Computer programmers are key players in the AI landscape, as they are the ones who decide what goes into an algorithm and how it will make decisions. This means they have the power to make AI algorithms that are fair and equitable, or ones that discriminate against people. A huge challenge for these programmers is figuring out how to avoid bias in their programming and data, which is a problem all humans face all the time.
Another big name in the world of AI is Kate Nahrstedt, who has dedicated her career to studying the social and ethical implications of the technology. Her research has been featured in a range of publications, including Harper’s Bazaar and Sage Journals. She also works as a consultant for tech startups and is active on Twitter, where she frequently discusses the impact of AI and how it can be used responsibly.
What jobs will AI replace
While the use of AI is transforming all industries, not every job is in danger of being eliminated. Blue-collar jobs like manufacturing will be replaced by automation, but white-collar jobs that require critical thinking and creativity remain safe. However, jobs in the middle—including customer service, data entry, and sales—will likely disappear as companies automate tasks that can be performed by a machine.

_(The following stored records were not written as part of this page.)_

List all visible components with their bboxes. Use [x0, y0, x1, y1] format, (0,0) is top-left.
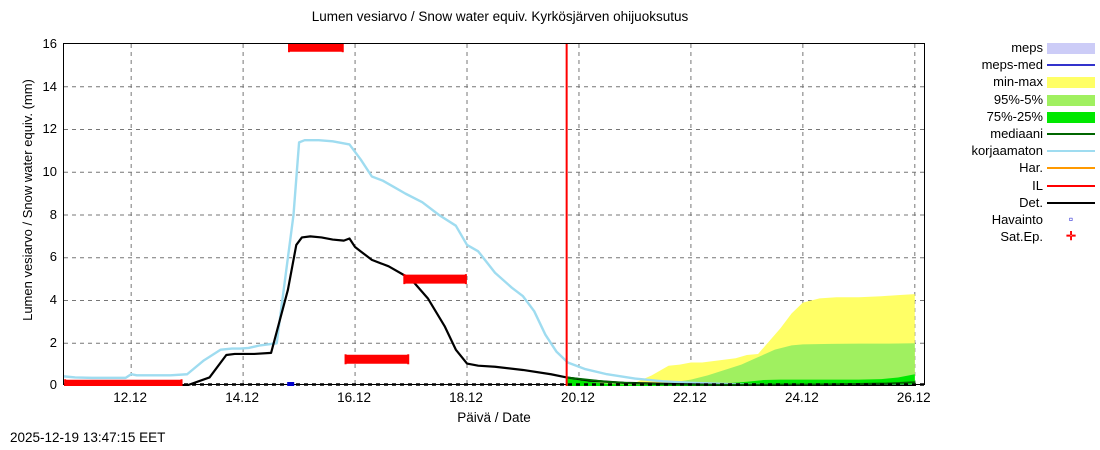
legend-label: Sat.Ep. [1000, 229, 1043, 245]
legend-swatch-line [1047, 160, 1095, 175]
legend-item-95--5-: 95%-5% [945, 92, 1095, 109]
x-tick-label: 14.12 [225, 390, 260, 405]
legend-color-line [1047, 64, 1095, 67]
legend-item-havainto: Havainto ▫ [945, 212, 1095, 229]
band-75--25- [566, 374, 915, 386]
chart-canvas [64, 44, 926, 386]
chart-legend: meps meps-med min-max 95%-5% 75%-25% mediaani… [945, 40, 1095, 246]
band-95--5- [566, 343, 915, 386]
legend-swatch-box [1047, 40, 1095, 55]
legend-color-box [1047, 111, 1095, 123]
legend-item-75--25-: 75%-25% [945, 109, 1095, 126]
legend-color-box [1047, 77, 1095, 89]
x-axis-label: Päivä / Date [457, 410, 531, 425]
legend-label: Det. [1019, 194, 1043, 210]
y-axis-ticks: 16 14 12 10 8 6 4 2 0 [0, 0, 57, 450]
x-tick-label: 26.12 [896, 390, 931, 405]
y-tick-label: 8 [49, 207, 57, 222]
legend-label: 95%-5% [993, 91, 1043, 107]
legend-color-box [1047, 43, 1095, 54]
legend-swatch-box [1047, 92, 1095, 107]
legend-swatch-marker: ✛ [1047, 229, 1095, 244]
y-tick-label: 2 [49, 335, 57, 350]
legend-color-line [1047, 150, 1095, 153]
legend-swatch-line [1047, 178, 1095, 193]
legend-color-line [1047, 201, 1095, 204]
series-line-det- [64, 235, 916, 386]
y-tick-label: 0 [49, 377, 57, 392]
y-tick-label: 12 [42, 121, 57, 136]
legend-label: meps [1011, 40, 1043, 55]
legend-swatch-line [1047, 57, 1095, 72]
x-tick-label: 22.12 [673, 390, 707, 405]
legend-swatch-line [1047, 195, 1095, 210]
series-line-korjaamaton [64, 138, 917, 386]
legend-swatch-line [1047, 143, 1095, 158]
legend-item-har-: Har. [945, 160, 1095, 177]
legend-item-il: IL [945, 178, 1095, 195]
legend-swatch-marker: ▫ [1047, 212, 1095, 227]
legend-label: mediaani [990, 125, 1043, 141]
legend-swatch-box [1047, 74, 1095, 89]
legend-color-line [1047, 167, 1095, 170]
timestamp: 2025-12-19 13:47:15 EET [10, 430, 166, 445]
legend-label: 75%-25% [986, 108, 1043, 124]
y-tick-label: 16 [42, 36, 57, 51]
x-tick-label: 12.12 [113, 390, 148, 405]
x-tick-label: 18.12 [449, 390, 483, 405]
y-tick-label: 10 [42, 164, 57, 179]
x-tick-label: 20.12 [561, 390, 595, 405]
legend-label: IL [1032, 177, 1043, 193]
chart-title: Lumen vesiarvo / Snow water equiv. Kyrkö… [311, 9, 689, 24]
y-tick-label: 6 [49, 249, 57, 264]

AI is already replacing some jobs, including those in sales and marketing. For example, a machine can analyze a sales call and identify patterns in behavior much faster than a human could. In addition, AI is increasingly being used to develop e-commerce strategies and content for marketers.
In journalism, AI is being used to write articles and transcribe interviews. A notable example is Yle’s robot journalism, which uses data to create schematic articles on topics such as ice hockey results. However, it remains important for journalists to be able to make informed decisions about which stories are appropriate for automation and to ensure that they follow journalistic ethics.
Although AI is helping to improve the quality of writing in many ways, it cannot replace writers completely. This is because creative and original writing still requires a level of thought and creativity that AI cannot replicate. For this reason, it will be impossible for AI to replace writers for the foreseeable future.
How to regulate AI technology
While AI tools are starting to seep into newsrooms, there’s a lot of concern about what this means for journalism. For example, if a machine generates a well-written article that is almost indistinguishable from human writing, could it be considered plagiarism or even fabulism?
Ultimately, the answer lies in transparency and accountability. Newsrooms need to clearly communicate how and why they’re using AI so that their audiences can understand the reasoning behind these decisions. This will help to avoid confusion and misunderstandings down the line.
Additionally, newsrooms need to ensure that they’re regulating the use of these tools properly and in accordance with ethical standards. This includes ensuring that they’re not violating any laws or regulations regarding privacy or bias.
One way to do this is by introducing a clear policy on the use of AI, like Wired has done. This will help to establish trust with readers and make it easier for them to find out whether or not a story is sourced by AI. It’s also important to remember that AI is a tool that should be used as an aid for journalists, not as a replacement for them. For now, the best thing you can do is to get familiar with these tools and start testing them out.